Just because someone says they've been a victim of domestic abuse, unless it's clearly evident, until you go to trial, you really don't know. Just as when someone says they're a refugee claimant, until they've had their hearing, we don't know if they really are a refugee.

4:55 p.m.

Conservative

The Chair Conservative David Tilson

Thank you, Ms. Taub.

Thank you to all of you. All three of you are experienced counsel, and we appreciate you coming and raising the issues of conflict that we're going to have to look at.

Mr. Menegakis has some questions.

4:55 p.m.

Conservative

Costas Menegakis Conservative Richmond Hill, ON

Thank you, Mr. Chair. I would like to thank all three of our witnesses for appearing before us today.

I feel compelled to say how insightful I've found the testimony of all three of you. This is obviously a very important study. It brings up some emotions in most human beings when we're dealing with abuse of women in particular and especially when people are attempting to use our immigration streams to promote their illicit intentions towards their spouses or spouses-to-be.

I'm going to start my questions with you, Madame Desloges, if I may.

Have you had women come to you to request assistance because they've been involved in a forced marriage situation?

4:55 p.m.

Lawyer, Chantal Desloges Professional Corporation, As an Individual

Chantal Desloges

Yes, I have. It happened to me one time. I was approached to do a sponsorship appeal. I was hired by a women and her family to do a sponsorship appeal, and the first time I met her alone and isolated from her family, she told me that she was being forced to do this, that she had not wanted to marry the person, and that she wanted to find some way to get out of it, but she couldn't let her family know.

That put me in a really difficult position obviously. As it ended up, I couldn't continue to act, because it put me in a conflict of interest against her husband. But I feel that if this had come up at an earlier time and if someone had spoken to her alone at a much earlier stage than that, she might not have come to that position. That's why I recommended earlier that at some point during the sponsorship process, somebody should speak to the woman and ask her certain probing questions about whether there is coercion or abuse involved.

5 p.m.

Conservative

Costas Menegakis Conservative Richmond Hill, ON

What steps do you tell someone to take and what advice do you give somebody who comes to you and says they're in a forced marriage situation? What avenues do you have?

5 p.m.

Lawyer, Chantal Desloges Professional Corporation, As an Individual

Chantal Desloges

If the person is the sponsor and is in Canada, the first thing I would do is tell them to go to the police. As I said earlier, people who are in Canada at least have the advantage of the protections we have here in Canada. The problem is if it's the foreign national, it's a much more difficult situation, because there could be family situations; they could be under threat from their own family or from the husband's family, and the police in their country might not be particularly helpful.
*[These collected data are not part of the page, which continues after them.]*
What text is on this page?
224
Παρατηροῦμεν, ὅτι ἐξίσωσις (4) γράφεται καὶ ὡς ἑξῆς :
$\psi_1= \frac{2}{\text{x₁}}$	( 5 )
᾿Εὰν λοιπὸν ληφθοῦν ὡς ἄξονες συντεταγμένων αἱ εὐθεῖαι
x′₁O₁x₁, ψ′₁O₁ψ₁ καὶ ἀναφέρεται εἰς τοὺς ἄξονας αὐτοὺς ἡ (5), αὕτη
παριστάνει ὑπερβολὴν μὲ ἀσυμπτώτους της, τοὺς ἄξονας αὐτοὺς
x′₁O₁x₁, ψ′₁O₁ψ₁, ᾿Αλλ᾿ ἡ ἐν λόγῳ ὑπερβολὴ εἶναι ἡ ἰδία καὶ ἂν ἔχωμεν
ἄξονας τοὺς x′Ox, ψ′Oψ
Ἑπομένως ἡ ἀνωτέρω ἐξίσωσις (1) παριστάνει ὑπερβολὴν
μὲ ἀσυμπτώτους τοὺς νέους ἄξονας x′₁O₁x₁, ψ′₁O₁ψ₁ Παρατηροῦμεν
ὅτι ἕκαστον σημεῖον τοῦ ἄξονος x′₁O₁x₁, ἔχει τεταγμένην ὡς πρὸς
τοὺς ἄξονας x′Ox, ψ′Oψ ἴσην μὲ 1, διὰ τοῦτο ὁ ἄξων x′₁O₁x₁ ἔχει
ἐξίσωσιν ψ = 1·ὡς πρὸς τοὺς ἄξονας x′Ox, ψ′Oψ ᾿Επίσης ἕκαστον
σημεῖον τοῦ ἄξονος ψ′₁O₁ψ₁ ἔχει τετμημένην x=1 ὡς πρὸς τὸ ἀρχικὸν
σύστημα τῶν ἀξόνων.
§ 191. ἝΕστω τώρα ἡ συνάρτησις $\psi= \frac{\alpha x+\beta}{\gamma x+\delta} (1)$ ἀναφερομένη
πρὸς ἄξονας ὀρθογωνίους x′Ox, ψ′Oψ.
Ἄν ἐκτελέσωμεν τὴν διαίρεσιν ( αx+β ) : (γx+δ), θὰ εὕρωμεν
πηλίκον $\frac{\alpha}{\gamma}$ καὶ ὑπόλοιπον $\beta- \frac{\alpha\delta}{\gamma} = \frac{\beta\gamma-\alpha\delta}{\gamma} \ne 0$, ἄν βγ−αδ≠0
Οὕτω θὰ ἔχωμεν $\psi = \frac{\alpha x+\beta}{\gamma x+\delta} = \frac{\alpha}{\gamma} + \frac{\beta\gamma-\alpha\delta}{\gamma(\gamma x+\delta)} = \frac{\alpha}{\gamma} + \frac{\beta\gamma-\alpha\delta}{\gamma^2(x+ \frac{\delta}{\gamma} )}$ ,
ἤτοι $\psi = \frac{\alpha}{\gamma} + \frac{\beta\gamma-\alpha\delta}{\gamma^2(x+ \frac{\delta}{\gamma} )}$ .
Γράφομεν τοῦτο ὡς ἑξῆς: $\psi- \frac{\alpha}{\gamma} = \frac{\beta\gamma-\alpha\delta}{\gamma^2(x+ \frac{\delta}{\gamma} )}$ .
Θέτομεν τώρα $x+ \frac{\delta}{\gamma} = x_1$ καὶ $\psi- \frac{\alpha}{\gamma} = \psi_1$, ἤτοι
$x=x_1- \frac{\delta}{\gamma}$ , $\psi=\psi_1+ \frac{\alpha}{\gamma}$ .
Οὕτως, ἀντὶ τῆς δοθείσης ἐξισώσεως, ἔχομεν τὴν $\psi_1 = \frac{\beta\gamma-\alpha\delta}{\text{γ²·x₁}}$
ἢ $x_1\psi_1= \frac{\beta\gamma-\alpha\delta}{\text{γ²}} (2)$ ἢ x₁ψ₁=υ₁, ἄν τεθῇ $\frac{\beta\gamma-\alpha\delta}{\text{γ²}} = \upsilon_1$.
As lawyers, my two colleagues here can attest to the same thing: when you're representing both parties in the sponsorship application or in an appeal, that puts you in a conflict of interest. Then as counsel, you end up having to withdraw and you can't help either side.

5 p.m.

Conservative

Costas Menegakis Conservative Richmond Hill, ON

Thank you.

Ms. Taub, thank you for sharing the story of the case that you're dealing with. I'm wondering if you've ever encountered anybody involved in a polygamist relationship.

5 p.m.

Immigration and Refugee Lawyer and former member of the Immigration and Refugee Board of Canada, As an Individual

Julie Taub

No, I have not. No. I know of them, but there's nothing I can do about it. I would just like to add to Chantal's presentation. I think interviews should be compulsory in all situations where a conditional residency would apply. I think they should be compulsory and I do think that the sponsor should be interviewed. If he is not able to make it to the visa office, then by telephone. There's no question. Because you really can't get the real situation on a piece of paper.

5 p.m.

Conservative

Costas Menegakis Conservative Richmond Hill, ON

I think I may know the answer to this question, but let me ask you this as a follow-up. Are those who face forced marriage situations aware of their rights with respect to forced marriage?

5 p.m.

Immigration and Refugee Lawyer and former member of the Immigration and Refugee Board of Canada, As an Individual

Julie Taub

Aware of their rights in Canada?

5 p.m.

Conservative

Costas Menegakis Conservative Richmond Hill, ON

Yes.

5 p.m.

Immigration and Refugee Lawyer and former member of the Immigration and Refugee Board of Canada, As an Individual

Julie Taub

I don't believe they're aware of their rights when they're overseas. Once they get here, I think they do become aware of their rights.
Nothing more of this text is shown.